Having to get physical evidence of the event might be an uncomfortable topic, but school administration unfortunately needs proof that you unable to continue with the coursework.
Depending on the situation, this may include medical reports from a doctor in the case of a health problem, orders from a superior officer in the case of a military deployment, or an obituary notice in the case of a death in the family.
2.) Contact Your Academic Adviser
If you think it’s necessary to drop courses and/or suspend your semester, talk to your adviser.
They can help verify if you have enough documentation to petition for a retroactive withdrawal.
Since your Plan of Study may have to change significantly, they can help plan on how to return to your studies once you’re ready to move forward.
3.) Contact Your Professor(s)
Many schools require the instructor’s permission before a retroactive drop can be made, so get in touch with your professor(s). Be honest about your situation.
They may be able to offer you additional options that would not involve withdrawing and taking the class again.
In my case, I did drop some of my courses, but teachers in the other classes provided assistance like extended deadlines. That gave me time to complete the work by the end of the semester.
Extended deadlines and sensible accommodations were a huge help. (I was well over halfway through the spring semester at that point.)
Without their help, I would have had to take every class over again.
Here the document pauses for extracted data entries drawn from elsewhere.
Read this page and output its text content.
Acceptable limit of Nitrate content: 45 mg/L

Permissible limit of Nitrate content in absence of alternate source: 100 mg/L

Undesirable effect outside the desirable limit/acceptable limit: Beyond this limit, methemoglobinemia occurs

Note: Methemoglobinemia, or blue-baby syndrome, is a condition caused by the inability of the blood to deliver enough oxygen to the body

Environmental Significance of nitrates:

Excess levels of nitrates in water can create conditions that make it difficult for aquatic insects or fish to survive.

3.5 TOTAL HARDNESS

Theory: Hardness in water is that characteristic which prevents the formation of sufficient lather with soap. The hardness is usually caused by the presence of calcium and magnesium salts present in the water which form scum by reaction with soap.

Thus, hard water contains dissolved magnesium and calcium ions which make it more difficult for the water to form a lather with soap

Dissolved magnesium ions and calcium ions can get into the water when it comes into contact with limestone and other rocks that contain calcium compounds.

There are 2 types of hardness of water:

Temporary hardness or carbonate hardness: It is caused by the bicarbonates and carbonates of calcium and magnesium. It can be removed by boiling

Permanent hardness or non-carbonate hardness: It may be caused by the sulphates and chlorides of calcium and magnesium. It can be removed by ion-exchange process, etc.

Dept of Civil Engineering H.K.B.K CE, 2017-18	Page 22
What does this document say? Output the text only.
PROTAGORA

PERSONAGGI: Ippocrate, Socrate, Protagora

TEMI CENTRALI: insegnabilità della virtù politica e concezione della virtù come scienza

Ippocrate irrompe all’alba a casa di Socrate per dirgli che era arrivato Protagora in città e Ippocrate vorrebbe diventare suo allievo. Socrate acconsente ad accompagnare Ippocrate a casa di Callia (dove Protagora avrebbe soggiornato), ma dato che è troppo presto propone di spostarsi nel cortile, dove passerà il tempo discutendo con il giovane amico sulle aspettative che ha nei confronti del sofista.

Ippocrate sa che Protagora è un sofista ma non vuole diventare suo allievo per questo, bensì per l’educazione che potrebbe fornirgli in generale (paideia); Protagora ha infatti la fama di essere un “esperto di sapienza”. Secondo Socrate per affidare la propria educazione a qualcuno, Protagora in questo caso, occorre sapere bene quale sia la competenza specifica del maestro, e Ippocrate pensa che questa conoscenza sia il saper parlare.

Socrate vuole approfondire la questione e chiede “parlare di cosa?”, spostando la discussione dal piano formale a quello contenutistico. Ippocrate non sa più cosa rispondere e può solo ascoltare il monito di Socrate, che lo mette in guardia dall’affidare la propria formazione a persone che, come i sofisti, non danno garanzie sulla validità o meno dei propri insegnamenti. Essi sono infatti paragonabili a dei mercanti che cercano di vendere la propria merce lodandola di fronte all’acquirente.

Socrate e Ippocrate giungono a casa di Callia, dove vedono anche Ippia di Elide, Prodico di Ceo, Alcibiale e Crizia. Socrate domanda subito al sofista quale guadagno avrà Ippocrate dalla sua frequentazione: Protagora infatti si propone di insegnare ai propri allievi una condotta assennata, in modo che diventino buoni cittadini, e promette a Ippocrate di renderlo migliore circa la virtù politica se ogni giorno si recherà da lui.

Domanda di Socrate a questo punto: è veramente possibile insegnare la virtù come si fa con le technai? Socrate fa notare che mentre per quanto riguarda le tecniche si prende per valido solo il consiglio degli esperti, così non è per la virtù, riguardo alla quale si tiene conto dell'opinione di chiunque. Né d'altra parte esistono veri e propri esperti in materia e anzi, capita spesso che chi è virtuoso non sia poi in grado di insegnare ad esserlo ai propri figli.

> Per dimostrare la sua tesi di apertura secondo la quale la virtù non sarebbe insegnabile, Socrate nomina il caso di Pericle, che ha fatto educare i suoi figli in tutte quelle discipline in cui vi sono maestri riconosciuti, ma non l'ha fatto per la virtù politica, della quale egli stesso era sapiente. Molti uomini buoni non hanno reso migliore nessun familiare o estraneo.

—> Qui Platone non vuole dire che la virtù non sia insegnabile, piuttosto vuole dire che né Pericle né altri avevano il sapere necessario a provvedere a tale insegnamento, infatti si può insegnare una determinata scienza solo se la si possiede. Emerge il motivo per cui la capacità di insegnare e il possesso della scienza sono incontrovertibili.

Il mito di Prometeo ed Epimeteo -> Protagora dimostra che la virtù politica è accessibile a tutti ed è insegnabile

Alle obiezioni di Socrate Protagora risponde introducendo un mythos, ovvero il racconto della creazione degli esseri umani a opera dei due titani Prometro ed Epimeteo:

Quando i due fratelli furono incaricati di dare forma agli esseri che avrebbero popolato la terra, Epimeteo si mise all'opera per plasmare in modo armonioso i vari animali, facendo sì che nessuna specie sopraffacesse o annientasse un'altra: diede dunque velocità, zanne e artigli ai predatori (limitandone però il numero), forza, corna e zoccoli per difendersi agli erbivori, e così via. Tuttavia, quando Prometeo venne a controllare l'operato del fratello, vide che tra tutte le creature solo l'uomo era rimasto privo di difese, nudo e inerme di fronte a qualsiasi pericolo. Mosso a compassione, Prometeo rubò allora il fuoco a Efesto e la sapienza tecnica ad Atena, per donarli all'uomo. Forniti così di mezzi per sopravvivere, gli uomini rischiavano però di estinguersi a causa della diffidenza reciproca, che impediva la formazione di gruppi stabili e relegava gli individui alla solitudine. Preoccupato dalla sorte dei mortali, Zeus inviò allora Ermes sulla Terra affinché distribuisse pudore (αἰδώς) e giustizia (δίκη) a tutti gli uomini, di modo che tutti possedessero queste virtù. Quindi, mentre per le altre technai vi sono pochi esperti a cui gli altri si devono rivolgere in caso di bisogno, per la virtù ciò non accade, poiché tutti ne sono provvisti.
Additional tip: If you’re working on any group projects in a class, get in touch with those students as well, and let them know what’s going on. Share whatever notes/ideas you were working on for the project. Do NOT just drop the class without telling them.
If you’re planning to resume your studies soon, these people may be your classmates again, and if they’re paired with you in another project (trust me, it can happen), they might not be as cooperative with you this time around.
4.) Contact the College’s Administration Office
Some schools will need the permission of an assistant dean (or higher) in order to drop a course retroactively, and have it removed from your transcript.
Others may make these decisions by committee. Regardless, the administration office will direct you to the people you need to get in touch with.
Bring them all of your documentation, and any signed forms that your instructors and advisor may have given you.
A retroactive withdrawal is granted to students sparingly, so double-check with the office if there is anything else they would need to help in their decision.
If you do need to put a hold on your studies to deal with an unexpected situation, a retroactive drop can help you wrap up your semester until you’re ready to start again.